Neste ano, quase 29 mil pessoas já morreram no Brasil vítimas de acidentes de trânsito e de armas de fogo, considerando os números médios registrados no país. Já as vítimas de acidentes aéreos foram 285. Embora atinja um número muito menor de pessoas, os desastres envolvendo aviões causam uma comoção que não se compara a qualquer outra situação. Mas por quê? O ineditismo do fato, o ato de voar, o grande número de pessoas envolvidas e até a banalização das outras mortes violentas são fatores citados por especialistas para explicar o fenômeno.
O professor Rafael Dilascio, coordenador do Curso de Psicologia da Universidade Tuiuti do Paraná, diz que os acidentes aéreos chamam a atenção das pessoas porque acontecem com muito menos frequência do que outros. A cada 100 milhões de milhas viajadas, segundo a revista norte-americana Newsweek, o transporte aéreo registra 0,01 morte, enquanto o trem soma 0,04 e os carros, 0,94.

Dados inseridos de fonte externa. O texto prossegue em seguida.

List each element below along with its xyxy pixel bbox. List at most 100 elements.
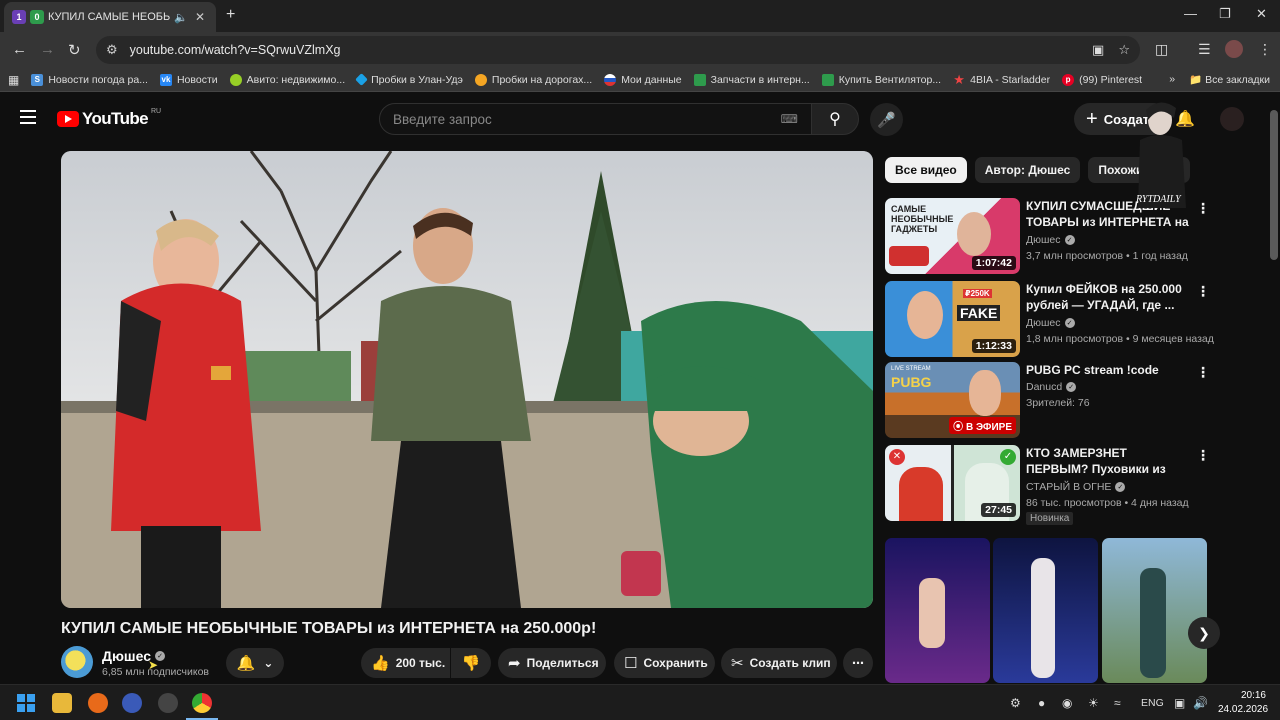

Além disso, completa Dilascio, o avião é considerado um dos meios de transporte mais seguros e dotado de muita tecnologia. Tanto que o número de voos cresce vertiginosamente e os acidentes são cada vez mais raros. No fim da década de 80 aconteciam cerca de 60 por ano em todo o mundo e em 2004 foram 20 casos.
Medo
O professor lembra, ainda, que o ato de voar significa, historicamente, enfrentar uma situação considerada um paradigma. “O voo é uma das maiores conquistas do homem, mas ainda existe a insegurança porque ele não vai estar no seu ambiente natural, ou seja, na terra.” Isso faz com que muitas pessoas sintam medo de viajar de avião, diz Dilascio. Mas as chances de sofrer um acidente aéreo são pequenas. O número médio de fatalidades por milhão de decolagens passou de 150,8 em 1989 para 23,29 em 2004.
“Eu sei que é cruel o que eu vou dizer, mas as pessoas não se comovem com os acidentes de trânsito porque a convivência com esses acontecimentos já é banal”, afirma o psiquiatra e psicoterapeuta José Toufic Thomé. “Aprendemos a conviver com essas situações e criamos nossos mecanismos de defesa”, completa. Ele é integrante da comissão de desastres da Associação Mundial de Psiquiatria e da Rede Iberoamericana de Ecobioética da Unesco e coordenador da Comissão Técnica de Intervenção em Desastres e Catástrofes da Associação Brasileira de Psiquiatria.
Tratamento
Thomé está atendendo as vítimas das enchentes que atingiram Santa Catarina no fim do ano passado. Segundo ele, a cada pessoa que sofre um acidente outras 200 acabam envolvidas de alguma forma com a tragédia: familiares, amigos, colegas de trabalho e a sociedade em geral. “São ondas que vão se propagando e fazem com que as pessoas percebam sua impotência perante a morte.”
De acordo com o psiquiatra, 80% da população atingida por aquele acidente vão se desorganizar num primeiro momento, viver o trauma, mas aos poucos vão retomar sua rotina. Os outros 20% vão adoecer. Por isso, segundo ele, é importante o respaldo profissional no período pós-tragédia.
Para Thomé, muitos desastres aéreos têm outro componente que dificulta a compreensão dos familiares e amigos das vítimas: a inexistência de um corpo para ser velado e enterrado. “Quando a pessoa perde e enterra alguém ela passa pelo luto e segue em frente e isso tem um significado, mas quando a pessoa some, a conotação é outra”, explica. “Ela não vai admitir que perdeu, vai ficar eternamente na espera do velório e isso é muito mais adoecedor”.